Bandages infused with casein – a protein found in cow’s milk and used as a weight-training supplement – can “significantly” speed up wound healing processes when compared with normal dressings, scientists have said.
Researchers from University College London (UCL) found that wounds in diabetic rats healed more quickly when they had casein bandages on, compared with using normal bandages or leaving the cuts untreated.
The team said its findings, published in the journal Royal Society Interface, raise hope that casein, which is cheap and widely available, could replace more expensive materials used in wound dressings such as silver.
Dr Jubair Ahmed, of UCL Mechanical Engineering, the first author on the study, said: “More work is needed to ensure that casein dressings are safe and effective in humans, but these initial findings are promising.
“Our goal is to do this on a mass scale, so that the end product will be as cheap as possible.”
Until recently, casein was discarded without use but studies suggest it can boost muscle growth and help with recovery after exercise.
To make the casein bandages, the researchers mixed pure casein with polycaprolactone (PCL), a type of biodegradable plastic commonly used for bandages.
The team divided the rats with identical skin wounds into three groups: the first was treated with casein bandages, the second was given normal bandages and the third did not receive any treatment.

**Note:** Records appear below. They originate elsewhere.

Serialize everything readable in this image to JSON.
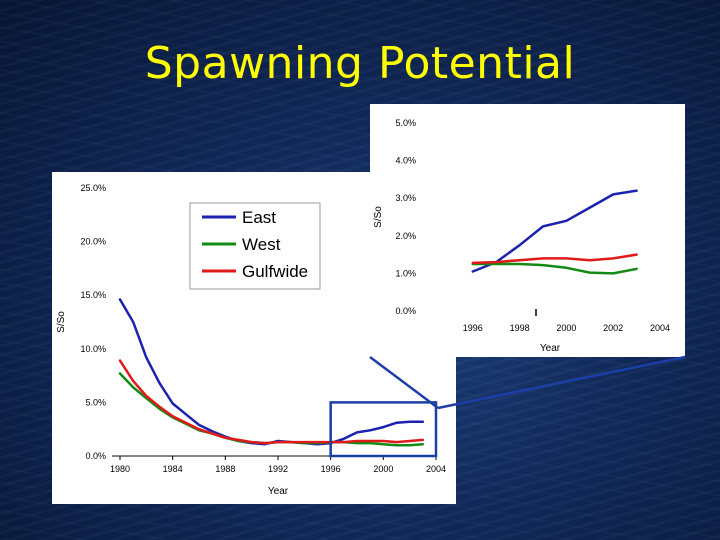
{
  "slide": {
    "title": "Spawning Potential"
  },
  "chart_data": [
    {
      "type": "line",
      "title": "",
      "xlabel": "Year",
      "ylabel": "S/So",
      "xlim": [
        1980,
        2004
      ],
      "ylim": [
        0.0,
        25.0
      ],
      "xticks": [
        1980,
        1984,
        1988,
        1992,
        1996,
        2000,
        2004
      ],
      "yticks": [
        0.0,
        5.0,
        10.0,
        15.0,
        20.0,
        25.0
      ],
      "y_unit": "%",
      "legend_position": "top-center",
      "highlight_box": {
        "x_range": [
          1996,
          2004
        ],
        "y_range": [
          0.0,
          5.0
        ]
      },
      "series": [
        {
          "name": "East",
          "color": "#1b22b0",
          "x": [
            1980,
            1981,
            1982,
            1983,
            1984,
            1985,
            1986,
            1987,
            1988,
            1989,
            1990,
            1991,
            1992,
            1993,
            1994,
            1995,
            1996,
            1997,
            1998,
            1999,
            2000,
            2001,
            2002,
            2003
          ],
          "values": [
            14.6,
            12.5,
            9.2,
            6.8,
            4.9,
            3.9,
            2.9,
            2.3,
            1.8,
            1.4,
            1.2,
            1.1,
            1.4,
            1.3,
            1.2,
            1.1,
            1.2,
            1.6,
            2.2,
            2.4,
            2.7,
            3.1,
            3.2,
            3.2
          ]
        },
        {
          "name": "West",
          "color": "#138a13",
          "x": [
            1980,
            1981,
            1982,
            1983,
            1984,
            1985,
            1986,
            1987,
            1988,
            1989,
            1990,
            1991,
            1992,
            1993,
            1994,
            1995,
            1996,
            1997,
            1998,
            1999,
            2000,
            2001,
            2002,
            2003
          ],
          "values": [
            7.7,
            6.4,
            5.4,
            4.4,
            3.6,
            3.0,
            2.4,
            2.1,
            1.7,
            1.4,
            1.3,
            1.2,
            1.3,
            1.3,
            1.2,
            1.2,
            1.3,
            1.3,
            1.2,
            1.2,
            1.1,
            1.0,
            1.0,
            1.1
          ]
        },
        {
          "name": "Gulfwide",
          "color": "#e01a1a",
          "x": [
            1980,
            1981,
            1982,
            1983,
            1984,
            1985,
            1986,
            1987,
            1988,
            1989,
            1990,
            1991,
            1992,
            1993,
            1994,
            1995,
            1996,
            1997,
            1998,
            1999,
            2000,
            2001,
            2002,
            2003
          ],
          "values": [
            8.9,
            7.0,
            5.6,
            4.6,
            3.7,
            3.1,
            2.5,
            2.1,
            1.7,
            1.5,
            1.3,
            1.2,
            1.3,
            1.3,
            1.3,
            1.3,
            1.3,
            1.3,
            1.4,
            1.4,
            1.4,
            1.3,
            1.4,
            1.5
          ]
        }
      ]
    },
    {
      "type": "line",
      "title": "",
      "xlabel": "Year",
      "ylabel": "S/So",
      "xlim": [
        1994,
        2004
      ],
      "ylim": [
        0.0,
        5.0
      ],
      "xticks": [
        1996,
        1998,
        2000,
        2002,
        2004
      ],
      "yticks": [
        0.0,
        1.0,
        2.0,
        3.0,
        4.0,
        5.0
      ],
      "y_unit": "%",
      "series": [
        {
          "name": "East",
          "color": "#1b22b0",
          "x": [
            1996,
            1997,
            1998,
            1999,
            2000,
            2001,
            2002,
            2003
          ],
          "values": [
            1.05,
            1.3,
            1.75,
            2.25,
            2.4,
            2.75,
            3.1,
            3.2
          ]
        },
        {
          "name": "West",
          "color": "#138a13",
          "x": [
            1996,
            1997,
            1998,
            1999,
            2000,
            2001,
            2002,
            2003
          ],
          "values": [
            1.25,
            1.25,
            1.25,
            1.22,
            1.15,
            1.02,
            1.0,
            1.12
          ]
        },
        {
          "name": "Gulfwide",
          "color": "#e01a1a",
          "x": [
            1996,
            1997,
            1998,
            1999,
            2000,
            2001,
            2002,
            2003
          ],
          "values": [
            1.28,
            1.3,
            1.35,
            1.4,
            1.4,
            1.35,
            1.4,
            1.5
          ]
        }
      ]
    }
  ]
}
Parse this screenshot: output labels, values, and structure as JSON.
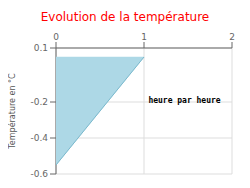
{
  "chart_data": {
    "type": "area",
    "title": "Evolution de la température",
    "y_label": "Température en °C",
    "annotation": {
      "text": "heure par heure",
      "x": 1.05,
      "y": -0.19
    },
    "xlim": [
      0,
      2
    ],
    "ylim": [
      -0.6,
      0.1
    ],
    "xticks": [
      0,
      1,
      2
    ],
    "yticks": [
      0.1,
      -0.2,
      -0.4,
      -0.6
    ],
    "grid": true,
    "series": [
      {
        "type": "area",
        "color": "#add8e6",
        "x": [
          0,
          0,
          1
        ],
        "values": [
          0.05,
          -0.55,
          0.05
        ]
      },
      {
        "type": "line",
        "color": "#7ab8cc",
        "x": [
          0,
          1
        ],
        "values": [
          -0.55,
          0.05
        ]
      }
    ]
  }
}
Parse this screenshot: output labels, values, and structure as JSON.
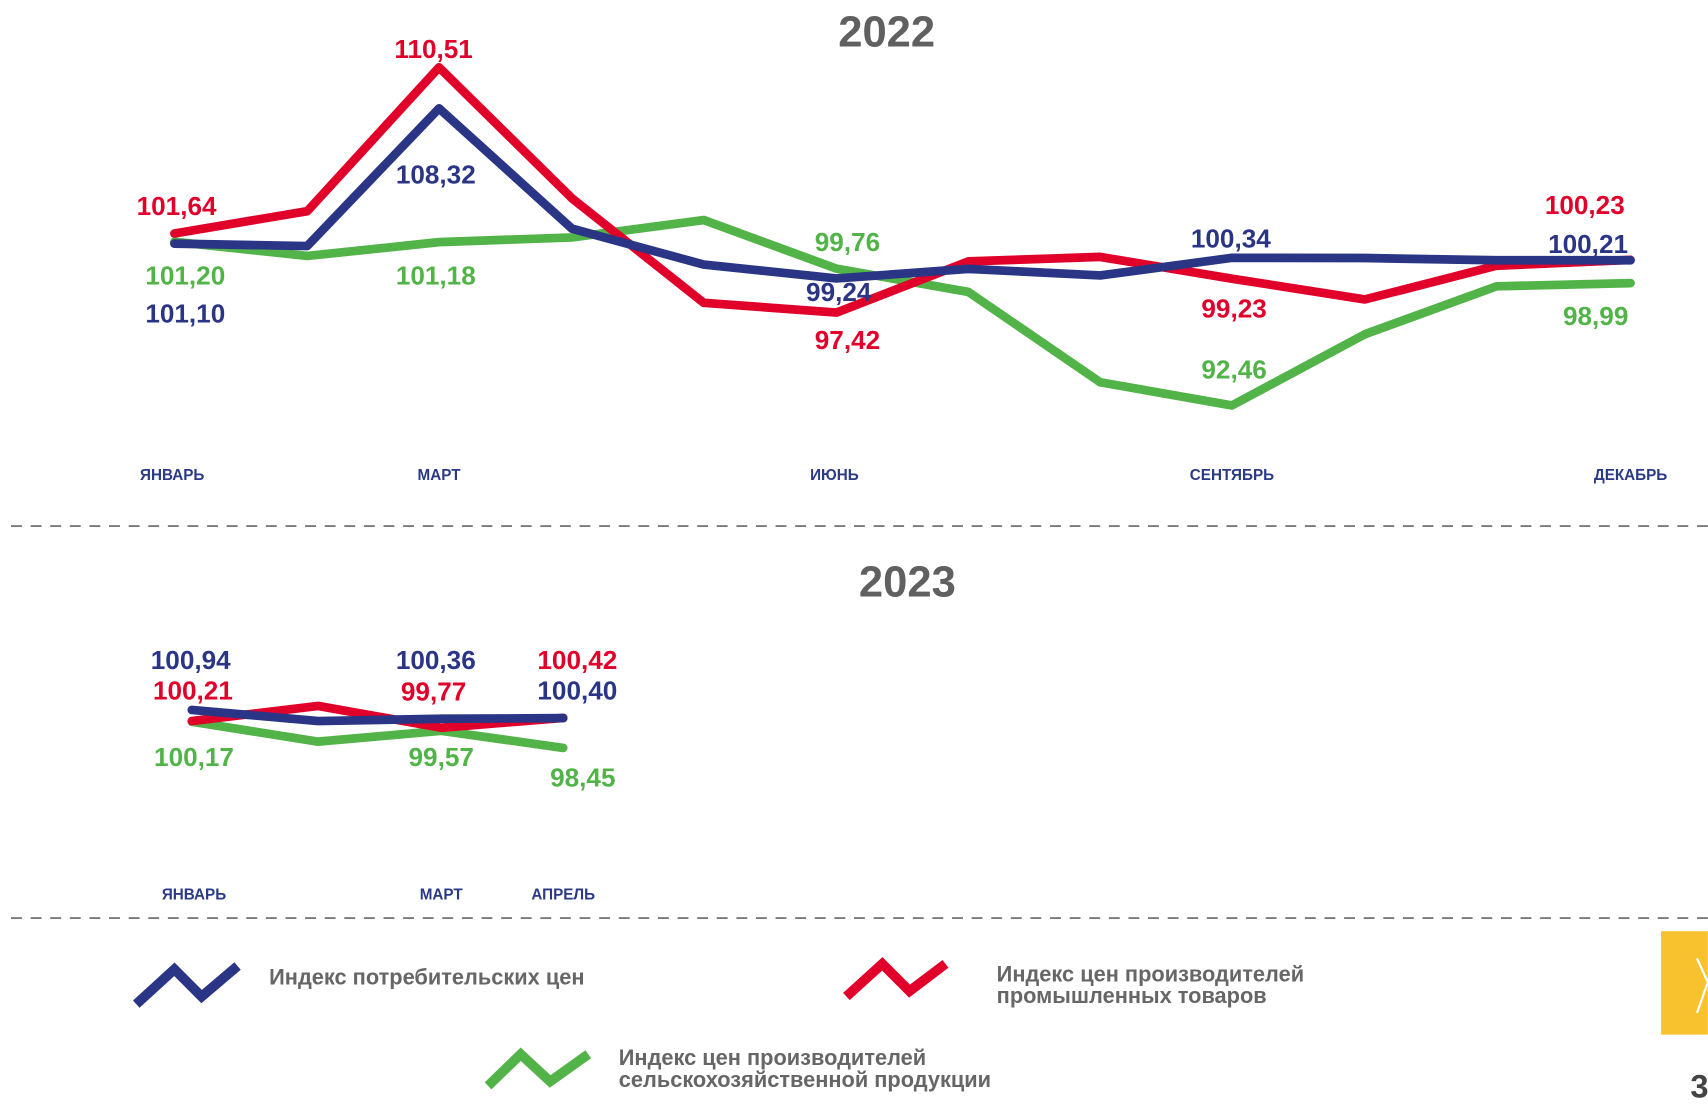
{
  "chart_data": [
    {
      "type": "line",
      "title": "2022",
      "categories": [
        "ЯНВАРЬ",
        null,
        "МАРТ",
        null,
        null,
        "ИЮНЬ",
        null,
        null,
        "СЕНТЯБРЬ",
        null,
        null,
        "ДЕКАБРЬ"
      ],
      "ylim": [
        92,
        111
      ],
      "series": [
        {
          "name": "Индекс потребительских цен",
          "color": "#2b3585",
          "values": [
            101.1,
            100.97,
            108.32,
            101.9,
            99.98,
            99.24,
            99.75,
            99.4,
            100.34,
            100.33,
            100.21,
            100.21
          ],
          "value_labels": [
            "101,10",
            null,
            "108,32",
            null,
            null,
            "99,24",
            null,
            null,
            "100,34",
            null,
            null,
            "100,21"
          ]
        },
        {
          "name": "Индекс цен производителей промышленных товаров",
          "color": "#e0002a",
          "values": [
            101.64,
            102.83,
            110.51,
            103.52,
            97.94,
            97.42,
            100.15,
            100.39,
            99.23,
            98.12,
            99.92,
            100.23
          ],
          "value_labels": [
            "101,64",
            null,
            "110,51",
            null,
            null,
            "97,42",
            null,
            null,
            "99,23",
            null,
            null,
            "100,23"
          ]
        },
        {
          "name": "Индекс цен производителей сельскохозяйственной продукции",
          "color": "#52b448",
          "values": [
            101.2,
            100.44,
            101.18,
            101.43,
            102.36,
            99.76,
            98.52,
            93.7,
            92.46,
            96.26,
            98.82,
            98.99
          ],
          "value_labels": [
            "101,20",
            null,
            "101,18",
            null,
            null,
            "99,76",
            null,
            null,
            "92,46",
            null,
            null,
            "98,99"
          ]
        }
      ]
    },
    {
      "type": "line",
      "title": "2023",
      "categories": [
        "ЯНВАРЬ",
        null,
        "МАРТ",
        "АПРЕЛЬ"
      ],
      "ylim": [
        97,
        102
      ],
      "series": [
        {
          "color": "#2b3585",
          "values": [
            100.94,
            100.21,
            100.36,
            100.4
          ],
          "value_labels": [
            "100,94",
            null,
            "100,36",
            "100,40"
          ]
        },
        {
          "color": "#e0002a",
          "values": [
            100.21,
            101.2,
            99.77,
            100.42
          ],
          "value_labels": [
            "100,21",
            null,
            "99,77",
            "100,42"
          ]
        },
        {
          "color": "#52b448",
          "values": [
            100.17,
            98.86,
            99.57,
            98.45
          ],
          "value_labels": [
            "100,17",
            null,
            "99,57",
            "98,45"
          ]
        }
      ]
    }
  ],
  "page_number": "3"
}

Dr Ahmed said diabetic rats were chosen because they are more prone to having wounds, like humans with diabetes.
Healing progress was checked after three, seven, 10 and 14 days.
Dr Ahmed said that after 14 days, the wounds treated with casein bandages “had only 5.1% of the wound area left compared to with the untreated group, which was around 45.6%”.
Rats treated with normal PCL bandages had 31.1% of the wound area still left to heal after a fortnight.
Dr Ahmed said: “We found that compared to no treatment at all, there was a significant difference between the wound closures (when casein bandages were used).
“Even when compared to using the fibres (bandages) without casein, there was a big difference in how much the wounds closed.”
Professor Mohan Edirisinghe, of UCL Mechanical Engineering, senior author on the study, said: “All the research so far suggests that casein has wound healing potential, but at the moment we don’t really know why in any great detail.
“Casein has antimicrobial and anti-inflammatory properties, which may certainly play a part.
“The next step will be to understand the biological interactions taking place before we can consider clinical trials in humans.”